Rosemary and Pansies/The Fall of the Leaves
THE FALL OF THE LEAVES[1]
(From the French of Millevoye)
Autumn had strewn on field and vale
The dead leaves from the forest reft:
Naked the mournful groves were left,
And silent was the nightingale.
Oppressed with melancholy thought
An invalid, in years but young,
But by long suffering unstrung,
The wood beloved in boyhood sought.
Dear wood, he said, adieu! adieu!
Like me you mourn your hapless fate;
Forlorn and all disconsolate,
In yours my own sad doom I view.
A messenger of final doom
Each leaf in falling seems to say,
Soon thou like us shalt pass away.
Thy fate like ours is steeped in gloom:
Around thee dose the shades of death;
Wanner than autumn's wannest leaf
Soon must thou yield thy latest breath,—
No respite hope, however brief.
Yes!
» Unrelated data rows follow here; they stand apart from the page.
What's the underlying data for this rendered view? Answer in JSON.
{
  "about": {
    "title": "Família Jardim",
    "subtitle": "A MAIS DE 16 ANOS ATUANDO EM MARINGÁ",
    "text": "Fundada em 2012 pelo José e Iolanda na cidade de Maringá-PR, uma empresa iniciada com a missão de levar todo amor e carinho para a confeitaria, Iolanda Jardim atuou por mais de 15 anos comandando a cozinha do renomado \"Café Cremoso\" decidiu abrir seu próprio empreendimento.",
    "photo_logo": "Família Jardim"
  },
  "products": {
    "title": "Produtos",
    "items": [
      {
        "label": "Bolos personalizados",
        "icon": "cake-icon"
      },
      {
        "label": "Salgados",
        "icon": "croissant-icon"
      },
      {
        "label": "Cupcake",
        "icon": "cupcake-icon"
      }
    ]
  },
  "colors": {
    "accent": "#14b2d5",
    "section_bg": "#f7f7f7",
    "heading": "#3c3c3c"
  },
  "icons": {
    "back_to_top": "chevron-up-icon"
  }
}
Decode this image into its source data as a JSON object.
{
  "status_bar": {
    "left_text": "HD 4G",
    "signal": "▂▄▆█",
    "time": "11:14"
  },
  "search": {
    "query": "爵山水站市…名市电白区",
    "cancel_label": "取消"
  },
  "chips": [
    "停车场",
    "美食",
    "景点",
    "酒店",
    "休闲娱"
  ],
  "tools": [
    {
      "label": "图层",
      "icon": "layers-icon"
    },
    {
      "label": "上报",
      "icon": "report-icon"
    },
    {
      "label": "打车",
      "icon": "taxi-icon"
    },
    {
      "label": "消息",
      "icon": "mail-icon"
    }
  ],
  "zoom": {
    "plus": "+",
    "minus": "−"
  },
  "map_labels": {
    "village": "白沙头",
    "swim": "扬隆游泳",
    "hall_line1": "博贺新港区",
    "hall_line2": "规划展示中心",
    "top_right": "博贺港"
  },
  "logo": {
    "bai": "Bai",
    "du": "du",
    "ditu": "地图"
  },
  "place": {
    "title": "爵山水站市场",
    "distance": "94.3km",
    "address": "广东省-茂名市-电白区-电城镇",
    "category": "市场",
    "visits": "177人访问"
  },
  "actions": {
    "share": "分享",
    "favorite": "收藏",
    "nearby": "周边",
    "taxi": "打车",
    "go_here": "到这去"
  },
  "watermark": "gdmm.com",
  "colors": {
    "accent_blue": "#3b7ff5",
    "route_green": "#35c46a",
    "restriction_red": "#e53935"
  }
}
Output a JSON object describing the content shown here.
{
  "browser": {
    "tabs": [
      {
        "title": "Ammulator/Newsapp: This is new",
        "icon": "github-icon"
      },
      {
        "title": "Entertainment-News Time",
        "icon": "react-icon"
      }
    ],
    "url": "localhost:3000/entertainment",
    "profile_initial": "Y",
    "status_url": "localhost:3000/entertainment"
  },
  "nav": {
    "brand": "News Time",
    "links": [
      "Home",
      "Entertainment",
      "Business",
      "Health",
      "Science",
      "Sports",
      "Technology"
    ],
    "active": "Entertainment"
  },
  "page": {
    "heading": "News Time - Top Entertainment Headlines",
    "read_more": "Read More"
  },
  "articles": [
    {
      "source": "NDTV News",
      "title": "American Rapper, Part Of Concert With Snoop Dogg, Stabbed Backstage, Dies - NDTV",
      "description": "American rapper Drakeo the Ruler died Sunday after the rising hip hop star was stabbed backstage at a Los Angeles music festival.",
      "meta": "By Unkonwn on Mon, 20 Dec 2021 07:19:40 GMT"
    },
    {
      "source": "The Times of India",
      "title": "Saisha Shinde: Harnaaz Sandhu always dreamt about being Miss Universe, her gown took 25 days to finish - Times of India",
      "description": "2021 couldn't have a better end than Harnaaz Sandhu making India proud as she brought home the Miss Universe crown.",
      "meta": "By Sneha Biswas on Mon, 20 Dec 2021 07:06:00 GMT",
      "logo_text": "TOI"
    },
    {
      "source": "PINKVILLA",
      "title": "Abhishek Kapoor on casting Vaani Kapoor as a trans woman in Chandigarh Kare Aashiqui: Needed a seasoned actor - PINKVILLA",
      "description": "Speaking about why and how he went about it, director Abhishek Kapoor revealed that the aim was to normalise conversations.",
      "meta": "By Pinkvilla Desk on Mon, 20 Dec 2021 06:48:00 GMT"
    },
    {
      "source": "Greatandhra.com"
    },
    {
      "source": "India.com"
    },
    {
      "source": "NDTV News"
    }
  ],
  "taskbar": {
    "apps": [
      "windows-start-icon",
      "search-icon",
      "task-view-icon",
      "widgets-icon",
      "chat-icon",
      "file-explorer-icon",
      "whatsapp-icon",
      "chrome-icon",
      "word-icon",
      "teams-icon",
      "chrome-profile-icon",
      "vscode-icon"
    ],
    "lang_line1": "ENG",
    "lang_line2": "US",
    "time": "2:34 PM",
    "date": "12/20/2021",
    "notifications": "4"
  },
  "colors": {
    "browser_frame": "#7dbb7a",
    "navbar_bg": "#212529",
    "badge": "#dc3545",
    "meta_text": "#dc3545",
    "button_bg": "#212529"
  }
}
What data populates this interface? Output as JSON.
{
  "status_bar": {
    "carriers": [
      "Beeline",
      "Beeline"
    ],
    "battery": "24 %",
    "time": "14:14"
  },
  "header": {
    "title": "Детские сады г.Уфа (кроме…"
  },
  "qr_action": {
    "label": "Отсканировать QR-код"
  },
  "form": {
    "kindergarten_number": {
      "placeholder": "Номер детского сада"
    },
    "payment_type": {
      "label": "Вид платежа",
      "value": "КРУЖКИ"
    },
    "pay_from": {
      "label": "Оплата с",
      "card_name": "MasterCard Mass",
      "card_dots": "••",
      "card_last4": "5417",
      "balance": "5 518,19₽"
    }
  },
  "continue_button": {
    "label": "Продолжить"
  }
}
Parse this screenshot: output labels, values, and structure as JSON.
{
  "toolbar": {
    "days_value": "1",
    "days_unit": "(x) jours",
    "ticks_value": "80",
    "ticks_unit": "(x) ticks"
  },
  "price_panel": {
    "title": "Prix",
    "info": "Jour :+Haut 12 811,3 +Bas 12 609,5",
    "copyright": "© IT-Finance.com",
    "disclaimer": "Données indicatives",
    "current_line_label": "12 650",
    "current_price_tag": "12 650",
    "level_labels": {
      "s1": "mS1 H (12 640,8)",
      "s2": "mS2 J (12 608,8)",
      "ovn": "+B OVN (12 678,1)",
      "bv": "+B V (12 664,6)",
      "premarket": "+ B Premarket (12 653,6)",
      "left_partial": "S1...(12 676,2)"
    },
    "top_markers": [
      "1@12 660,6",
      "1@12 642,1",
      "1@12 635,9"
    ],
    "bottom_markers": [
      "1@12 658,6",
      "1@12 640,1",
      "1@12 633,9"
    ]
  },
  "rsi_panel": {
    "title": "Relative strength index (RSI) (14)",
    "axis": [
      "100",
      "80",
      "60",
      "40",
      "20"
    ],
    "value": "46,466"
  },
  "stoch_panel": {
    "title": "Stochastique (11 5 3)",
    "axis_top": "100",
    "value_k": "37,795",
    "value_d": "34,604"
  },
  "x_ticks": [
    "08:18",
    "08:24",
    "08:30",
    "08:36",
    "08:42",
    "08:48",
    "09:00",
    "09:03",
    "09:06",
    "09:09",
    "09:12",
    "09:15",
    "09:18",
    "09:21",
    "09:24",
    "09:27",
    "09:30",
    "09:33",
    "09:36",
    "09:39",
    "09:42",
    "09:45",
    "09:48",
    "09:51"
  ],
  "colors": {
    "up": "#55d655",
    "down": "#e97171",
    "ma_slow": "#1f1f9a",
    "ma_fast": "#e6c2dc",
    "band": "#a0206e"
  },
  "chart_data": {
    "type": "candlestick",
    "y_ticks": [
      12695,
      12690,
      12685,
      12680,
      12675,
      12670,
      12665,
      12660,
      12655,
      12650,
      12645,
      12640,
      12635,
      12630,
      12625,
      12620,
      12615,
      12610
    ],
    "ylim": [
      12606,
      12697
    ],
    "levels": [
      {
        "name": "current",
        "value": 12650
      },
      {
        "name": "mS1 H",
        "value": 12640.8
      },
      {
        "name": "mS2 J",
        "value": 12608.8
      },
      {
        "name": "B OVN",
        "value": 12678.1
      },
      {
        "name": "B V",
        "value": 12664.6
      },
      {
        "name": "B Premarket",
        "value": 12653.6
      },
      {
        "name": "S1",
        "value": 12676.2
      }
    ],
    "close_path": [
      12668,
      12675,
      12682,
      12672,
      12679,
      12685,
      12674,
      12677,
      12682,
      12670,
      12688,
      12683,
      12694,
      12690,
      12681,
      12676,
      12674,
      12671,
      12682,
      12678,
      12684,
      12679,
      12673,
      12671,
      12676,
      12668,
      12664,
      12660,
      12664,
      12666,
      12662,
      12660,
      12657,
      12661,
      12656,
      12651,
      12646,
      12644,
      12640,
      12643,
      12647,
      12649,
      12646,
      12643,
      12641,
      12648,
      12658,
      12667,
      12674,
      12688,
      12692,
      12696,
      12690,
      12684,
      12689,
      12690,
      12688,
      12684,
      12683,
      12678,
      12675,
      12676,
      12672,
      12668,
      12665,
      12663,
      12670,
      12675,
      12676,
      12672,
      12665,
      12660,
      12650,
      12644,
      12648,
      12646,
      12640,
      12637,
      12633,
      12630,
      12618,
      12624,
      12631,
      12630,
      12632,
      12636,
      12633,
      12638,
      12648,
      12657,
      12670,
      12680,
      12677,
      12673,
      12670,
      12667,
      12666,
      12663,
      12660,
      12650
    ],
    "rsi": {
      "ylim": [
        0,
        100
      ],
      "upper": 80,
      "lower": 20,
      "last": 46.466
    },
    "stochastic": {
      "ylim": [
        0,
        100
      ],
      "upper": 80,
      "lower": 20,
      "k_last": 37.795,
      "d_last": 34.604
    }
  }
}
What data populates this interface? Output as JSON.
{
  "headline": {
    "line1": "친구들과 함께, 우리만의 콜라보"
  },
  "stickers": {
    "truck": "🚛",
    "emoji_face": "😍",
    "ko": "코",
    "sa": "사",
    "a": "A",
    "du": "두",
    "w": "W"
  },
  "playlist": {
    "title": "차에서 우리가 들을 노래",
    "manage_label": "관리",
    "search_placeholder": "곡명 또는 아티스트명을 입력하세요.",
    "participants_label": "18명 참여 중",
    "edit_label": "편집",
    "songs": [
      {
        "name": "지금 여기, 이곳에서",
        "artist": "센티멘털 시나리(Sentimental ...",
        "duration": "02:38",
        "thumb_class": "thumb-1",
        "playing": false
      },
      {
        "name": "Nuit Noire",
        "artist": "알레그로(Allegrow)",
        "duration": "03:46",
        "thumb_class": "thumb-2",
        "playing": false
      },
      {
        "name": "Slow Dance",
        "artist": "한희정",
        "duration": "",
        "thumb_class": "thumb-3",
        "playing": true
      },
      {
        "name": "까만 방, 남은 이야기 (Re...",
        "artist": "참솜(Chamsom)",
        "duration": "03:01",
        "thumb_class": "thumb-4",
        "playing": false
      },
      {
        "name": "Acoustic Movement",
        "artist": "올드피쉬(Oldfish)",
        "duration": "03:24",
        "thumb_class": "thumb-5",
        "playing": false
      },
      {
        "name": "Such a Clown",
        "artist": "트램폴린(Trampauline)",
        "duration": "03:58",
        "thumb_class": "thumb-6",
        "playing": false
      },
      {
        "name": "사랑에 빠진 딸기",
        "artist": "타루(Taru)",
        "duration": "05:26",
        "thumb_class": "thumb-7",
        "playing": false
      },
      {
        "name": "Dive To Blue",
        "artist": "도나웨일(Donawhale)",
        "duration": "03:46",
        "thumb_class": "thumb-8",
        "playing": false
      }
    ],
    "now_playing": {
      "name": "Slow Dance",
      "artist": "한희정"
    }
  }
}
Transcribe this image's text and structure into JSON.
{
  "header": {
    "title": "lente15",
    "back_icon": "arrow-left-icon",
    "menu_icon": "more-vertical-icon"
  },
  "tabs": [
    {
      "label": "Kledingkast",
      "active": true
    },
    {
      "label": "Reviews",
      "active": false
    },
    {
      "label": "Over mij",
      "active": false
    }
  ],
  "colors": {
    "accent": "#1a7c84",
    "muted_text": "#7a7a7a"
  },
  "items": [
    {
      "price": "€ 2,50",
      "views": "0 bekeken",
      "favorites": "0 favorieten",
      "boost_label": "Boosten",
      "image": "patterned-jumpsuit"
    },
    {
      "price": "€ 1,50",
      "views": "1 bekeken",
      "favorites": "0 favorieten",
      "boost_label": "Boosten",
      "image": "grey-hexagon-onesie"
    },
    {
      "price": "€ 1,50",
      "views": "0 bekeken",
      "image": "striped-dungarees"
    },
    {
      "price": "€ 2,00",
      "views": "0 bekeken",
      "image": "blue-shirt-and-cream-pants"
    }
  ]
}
I must die! my spring has fled
Long ere its time, and winter's frost
Withers me with its icy breath,
And warns me that all hope is lost
Laid low by unrelenting death,
Sweet flowers and herbs my corse shall deck,
But ah! my sad and frustrate life
Fruitage of deeds must ever lack.
Descend, ye leaves ephemeral,
And cover me as I am dying,
Let not my mother's vision fall
Where breathless, motionless, I'm lying:
But if my love comes hither, when
Fate can inflict no further sorrow,
To weep my hapless lot—oh! then
Some comfort shall my spirit borrow.
No more he said, but thence departed,
His wanderings there for ever o'er.
When from the tree the last leaf started
Destiny tortured him no more.
Beneath an oak his corse was laid;
But she whom he had loved so dearly
Came not the silence to invade
Which reigned about his grave austerely;
Save when the shepherd went his round
The solitude was void of sound.
1895
- ↑ "Millevoy's 'Chute des Feuilles' has been called not unhappily 'La Marseillaise des Mélancholiques.' His other poetical work is never likely to be generally read."—George Saintsbury.